Roy Sebag discusses The Natural Order Of Money

Entrepreneur and economic theorist Roy Sebag was one of the few to predict the 2008 Financial Crisis. Now, he believes the UK’s monetary system itself is breaking down, attested by record high inflation, and requires replacing to ensure prosperity for decades to come.

He sets out his natural money theory in the bestselling new book The Natural Order of Money. For those seeking a more sustainable future, the book provides a novel argument grounded in the brute facts of nature.

In short, your argument is that the monetary system must be underpinned by tangible assets, such as food, fuel, and precious metals, as opposed to being determined through a floating exchange rate. As a respected entrepreneur and investor, how have you arrived at such a radical economic proposition?

The ideas I present in The Natural Order of Money aren’t that radical and I think most readers will agree with my general premises. Having a ‘natural money’ anchor economic systems has been the default practice in most societies both ancient and modern until the very recent past.

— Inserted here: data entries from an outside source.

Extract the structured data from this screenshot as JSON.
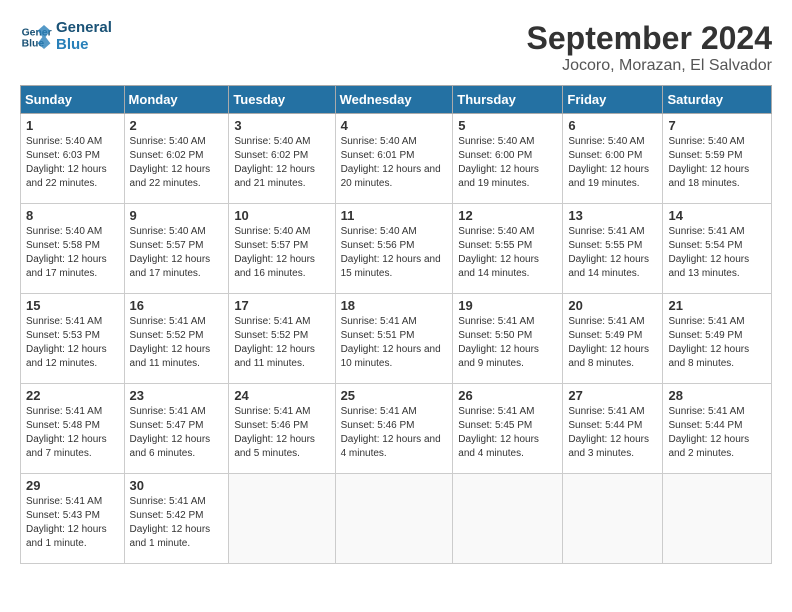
{
  "logo": {
    "line1": "General",
    "line2": "Blue"
  },
  "title": "September 2024",
  "subtitle": "Jocoro, Morazan, El Salvador",
  "days_of_week": [
    "Sunday",
    "Monday",
    "Tuesday",
    "Wednesday",
    "Thursday",
    "Friday",
    "Saturday"
  ],
  "weeks": [
    [
      {
        "num": "1",
        "sunrise": "5:40 AM",
        "sunset": "6:03 PM",
        "daylight": "12 hours and 22 minutes."
      },
      {
        "num": "2",
        "sunrise": "5:40 AM",
        "sunset": "6:02 PM",
        "daylight": "12 hours and 22 minutes."
      },
      {
        "num": "3",
        "sunrise": "5:40 AM",
        "sunset": "6:02 PM",
        "daylight": "12 hours and 21 minutes."
      },
      {
        "num": "4",
        "sunrise": "5:40 AM",
        "sunset": "6:01 PM",
        "daylight": "12 hours and 20 minutes."
      },
      {
        "num": "5",
        "sunrise": "5:40 AM",
        "sunset": "6:00 PM",
        "daylight": "12 hours and 19 minutes."
      },
      {
        "num": "6",
        "sunrise": "5:40 AM",
        "sunset": "6:00 PM",
        "daylight": "12 hours and 19 minutes."
      },
      {
        "num": "7",
        "sunrise": "5:40 AM",
        "sunset": "5:59 PM",
        "daylight": "12 hours and 18 minutes."
      }
    ],
    [
      {
        "num": "8",
        "sunrise": "5:40 AM",
        "sunset": "5:58 PM",
        "daylight": "12 hours and 17 minutes."
      },
      {
        "num": "9",
        "sunrise": "5:40 AM",
        "sunset": "5:57 PM",
        "daylight": "12 hours and 17 minutes."
      },
      {
        "num": "10",
        "sunrise": "5:40 AM",
        "sunset": "5:57 PM",
        "daylight": "12 hours and 16 minutes."
      },
      {
        "num": "11",
        "sunrise": "5:40 AM",
        "sunset": "5:56 PM",
        "daylight": "12 hours and 15 minutes."
      },
      {
        "num": "12",
        "sunrise": "5:40 AM",
        "sunset": "5:55 PM",
        "daylight": "12 hours and 14 minutes."
      },
      {
        "num": "13",
        "sunrise": "5:41 AM",
        "sunset": "5:55 PM",
        "daylight": "12 hours and 14 minutes."
      },
      {
        "num": "14",
        "sunrise": "5:41 AM",
        "sunset": "5:54 PM",
        "daylight": "12 hours and 13 minutes."
      }
    ],
    [
      {
        "num": "15",
        "sunrise": "5:41 AM",
        "sunset": "5:53 PM",
        "daylight": "12 hours and 12 minutes."
      },
      {
        "num": "16",
        "sunrise": "5:41 AM",
        "sunset": "5:52 PM",
        "daylight": "12 hours and 11 minutes."
      },
      {
        "num": "17",
        "sunrise": "5:41 AM",
        "sunset": "5:52 PM",
        "daylight": "12 hours and 11 minutes."
      },
      {
        "num": "18",
        "sunrise": "5:41 AM",
        "sunset": "5:51 PM",
        "daylight": "12 hours and 10 minutes."
      },
      {
        "num": "19",
        "sunrise": "5:41 AM",
        "sunset": "5:50 PM",
        "daylight": "12 hours and 9 minutes."
      },
      {
        "num": "20",
        "sunrise": "5:41 AM",
        "sunset": "5:49 PM",
        "daylight": "12 hours and 8 minutes."
      },
      {
        "num": "21",
        "sunrise": "5:41 AM",
        "sunset": "5:49 PM",
        "daylight": "12 hours and 8 minutes."
      }
    ],
    [
      {
        "num": "22",
        "sunrise": "5:41 AM",
        "sunset": "5:48 PM",
        "daylight": "12 hours and 7 minutes."
      },
      {
        "num": "23",
        "sunrise": "5:41 AM",
        "sunset": "5:47 PM",
        "daylight": "12 hours and 6 minutes."
      },
      {
        "num": "24",
        "sunrise": "5:41 AM",
        "sunset": "5:46 PM",
        "daylight": "12 hours and 5 minutes."
      },
      {
        "num": "25",
        "sunrise": "5:41 AM",
        "sunset": "5:46 PM",
        "daylight": "12 hours and 4 minutes."
      },
      {
        "num": "26",
        "sunrise": "5:41 AM",
        "sunset": "5:45 PM",
        "daylight": "12 hours and 4 minutes."
      },
      {
        "num": "27",
        "sunrise": "5:41 AM",
        "sunset": "5:44 PM",
        "daylight": "12 hours and 3 minutes."
      },
      {
        "num": "28",
        "sunrise": "5:41 AM",
        "sunset": "5:44 PM",
        "daylight": "12 hours and 2 minutes."
      }
    ],
    [
      {
        "num": "29",
        "sunrise": "5:41 AM",
        "sunset": "5:43 PM",
        "daylight": "12 hours and 1 minute."
      },
      {
        "num": "30",
        "sunrise": "5:41 AM",
        "sunset": "5:42 PM",
        "daylight": "12 hours and 1 minute."
      },
      null,
      null,
      null,
      null,
      null
    ]
  ]
}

My own contribution to this perennial enquiry into the nature of money is really to provide the modern individual with a kind of reminder. To remind them about the basic laws of nature that govern economic cooperation.

To show why the exchange of goods and services reflects something more than just one’s personal subjective desires. These days especially, we are susceptible to forgetting these principles.

But the issues we are now facing undermine these illusions and invite us to ground our understanding of prosperity.

How can you be sure that a natural money system will be better than the current fiat system?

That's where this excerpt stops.